No que tange aos episódios ocorridos em 08 de Agosto de 2013 [pontos de facto 1. a 6.] temos por comprovada a matéria inscrita nos pontos 1 e 2, desta feita, por expressa confissão do Arguido em audiência de discussão e julgamento. Contextualiza o Arguido os factos por si praticados na sequência de um prévio contacto estabelecido entre ambos – Arguido e Assistente –, nos termos do qual teriam combinado sair na noite em apreço, o que a aqui Assistente acabou por fazer, porém na companhia apenas da prima desta, a testemunha D... . Independentemente das – digam-se, inúmeras – contradições em que a Assistente e a sobredita testemunha D... incorreram nesta matéria, a verdade é que o Arguido confessou-a integralmente, confissão essa que não nos mereceu qualquer reserva.
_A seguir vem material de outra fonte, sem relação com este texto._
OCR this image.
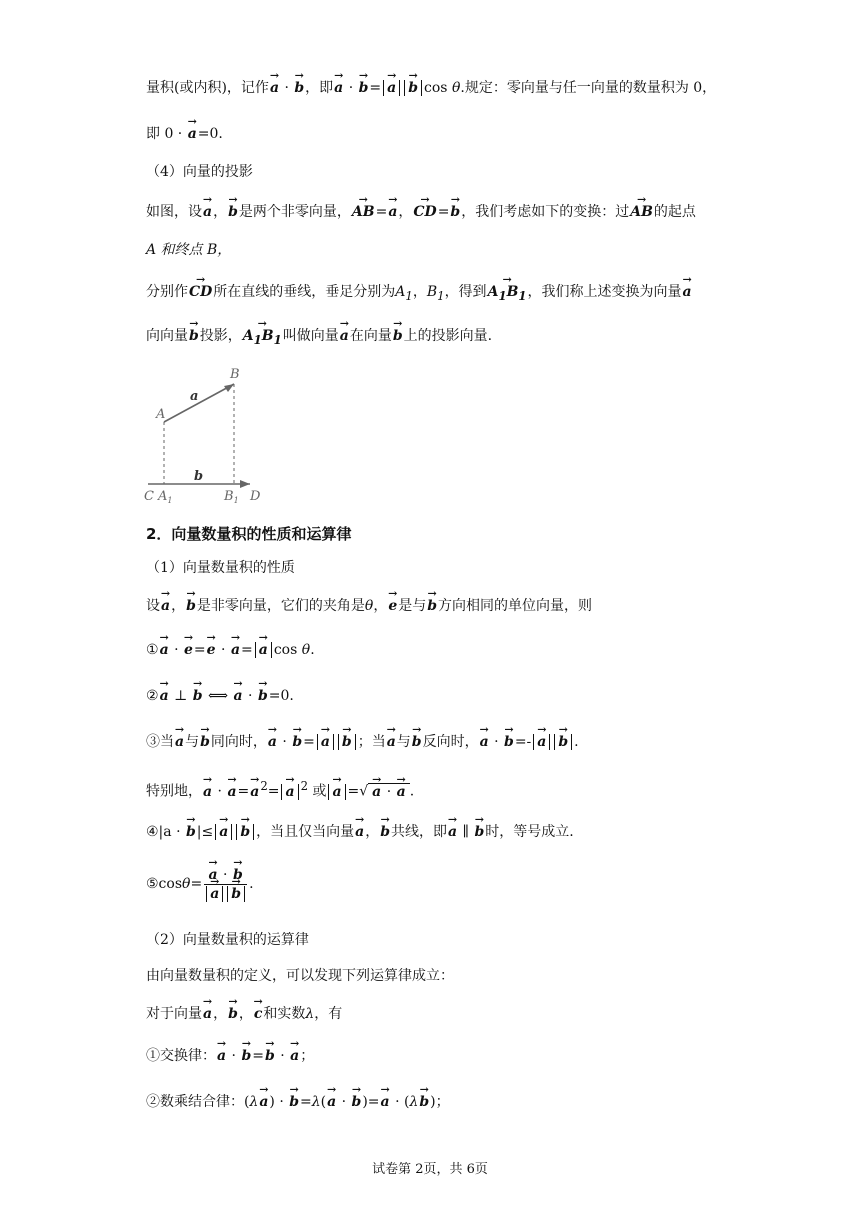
量积(或内积)，记作→ a · → b，即→ a · → b= → a → b cos θ.规定：零向量与任一向量的数量积为 0，
即 0 · → a=0.
（4）向量的投影
如图，设→ a，→ b是两个非零向量，→ AB=→ a，→ CD=→ b，我们考虑如下的变换：过→ AB的起点
A 和终点 B，
分别作→ CD所在直线的垂线，垂足分别为$A_1$，$B_1$，得到→ $A_1B_1$，我们称上述变换为向量→ a
向向量→ b投影，→ $A_1B_1$叫做向量→ a在向量→ b上的投影向量.
a
b
A
B
C $A_1$	$B_1$ D
2．向量数量积的性质和运算律
（1）向量数量积的性质
设→ a，→ b是非零向量，它们的夹角是θ，→ e是与→ b方向相同的单位向量，则
①→ a · → e=→ e · → a= → a cos θ.
②→ a ⊥ → b ⟺ → a · → b=0.
③当→ a与→ b同向时，→ a · → b= → a → b ；当→ a与→ b反向时，→ a · → b=- → a → b .
特别地，→ a · → $a=\to a^2= \to a$ $^2$ 或 → a =√ → a · → a .
④|a · → b|≤ → a → b ，当且仅当向量→ a，→ b共线，即→ a ∥ → b时，等号成立.
⑤cosθ= → a · → b
→ a → b .
（2）向量数量积的运算律
由向量数量积的定义，可以发现下列运算律成立：
对于向量→ a，→ b，→ c和实数λ，有
①交换律：→ a · → b=→ b · → a；
②数乘结合律：(λ→ a) · → b=λ(→ a · → b)=→ a · (λ→ b)；
试卷第 2页，共 6页
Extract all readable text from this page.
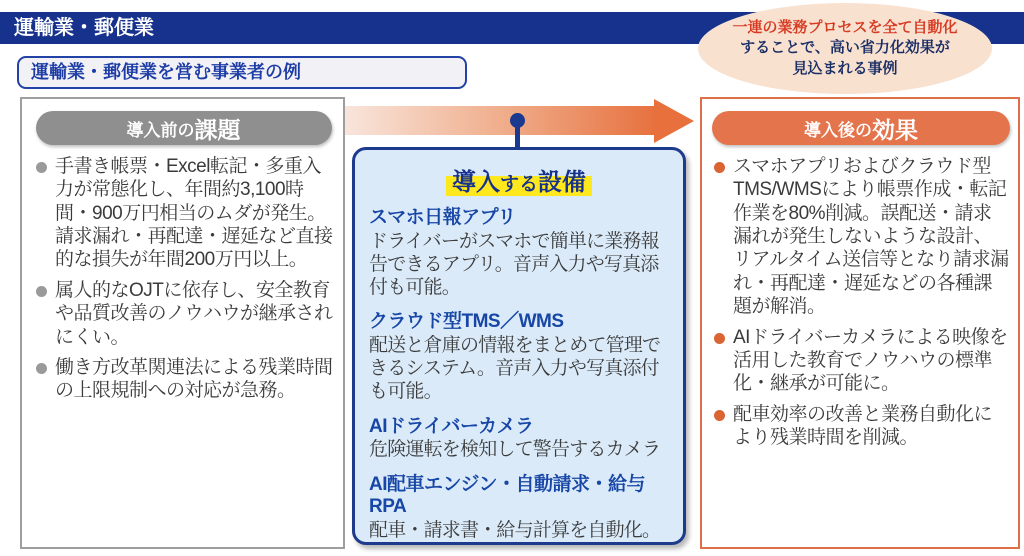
運輸業・郵便業	一連の業務プロセスを全て自動化
することで、高い省力化効果が
見込まれる事例
運輸業・郵便業を営む事業者の例
導入前の 課題
手書き帳票・Excel転記・多重入力が常態化し、年間約3,100時間・900万円相当のムダが発生。請求漏れ・再配達・遅延など直接的な損失が年間200万円以上。
属人的なOJTに依存し、安全教育や品質改善のノウハウが継承されにくい。
働き方改革関連法による残業時間の上限規制への対応が急務。
導入する設備
スマホ日報アプリ
ドライバーがスマホで簡単に業務報告できるアプリ。音声入力や写真添付も可能。
クラウド型TMS／WMS
配送と倉庫の情報をまとめて管理できるシステム。音声入力や写真添付も可能。
AIドライバーカメラ
危険運転を検知して警告するカメラ
AI配車エンジン・自動請求・給与RPA
配車・請求書・給与計算を自動化。
導入後の 効果
スマホアプリおよびクラウド型TMS/WMSにより帳票作成・転記作業を80%削減。誤配送・請求漏れが発生しないような設計、リアルタイム送信等となり請求漏れ・再配達・遅延などの各種課題が解消。
AIドライバーカメラによる映像を活用した教育でノウハウの標準化・継承が可能に。
配車効率の改善と業務自動化により残業時間を削減。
Já não assim no que diz respeito ao segundo dos episódios ocorridos nesse mesmo dia 08 de Agosto de 2013: admitindo, embora, o Arguido ter estado presente nas circunstâncias de tempo e lugar descritas em 3 supra da matéria de facto provada, afirma que a aqui Assistente terá caído ao chão, não por efeito de qualquer empurrão desferido por si, mas por iniciativa daquela, num momento em que, segundo declara, este estaria a abraçá-la, com o intuito de a acalmar. Ora, também neste segmento, não servindo de muito os esclarecimentos prestados pela Assistente a propósito do dito episódio – conquanto absolutamente contraditórios – a verdade é que não nos merece credibilidade a versão apresentada pelo Arguido. E não nos merece credibilidade em si mesma: não só o Arguido admite o estado de exaltação de ânimo em que se encontrava [do que é demonstrativo, aliás, o episódio ocorrido poucas horas antes desse mesmo dia], como também admite a existência de uma altercação física entre ambos, nos termos da qual a aqui Assistente até terá tentado libertar-se dele, e o Arguido até lhe terá tapado a boca com a mão, de modo a impedir que esta gritasse. Temos, assim, por despropositada a versão apresentada pelo Arguido, neste segmento muito mais consentânea com a descrição que deles é efectuada pela Assistente [embora, sempre, levada ao extremo, neste e noutros episódios, tal a – aliás, admitida – animosidade que, presentemente, a Assistente dedica ao aqui Arguido]. Provada está, a nosso ver, também a matéria inscrita no ponto 3 supra da rubrica “Factos provados”.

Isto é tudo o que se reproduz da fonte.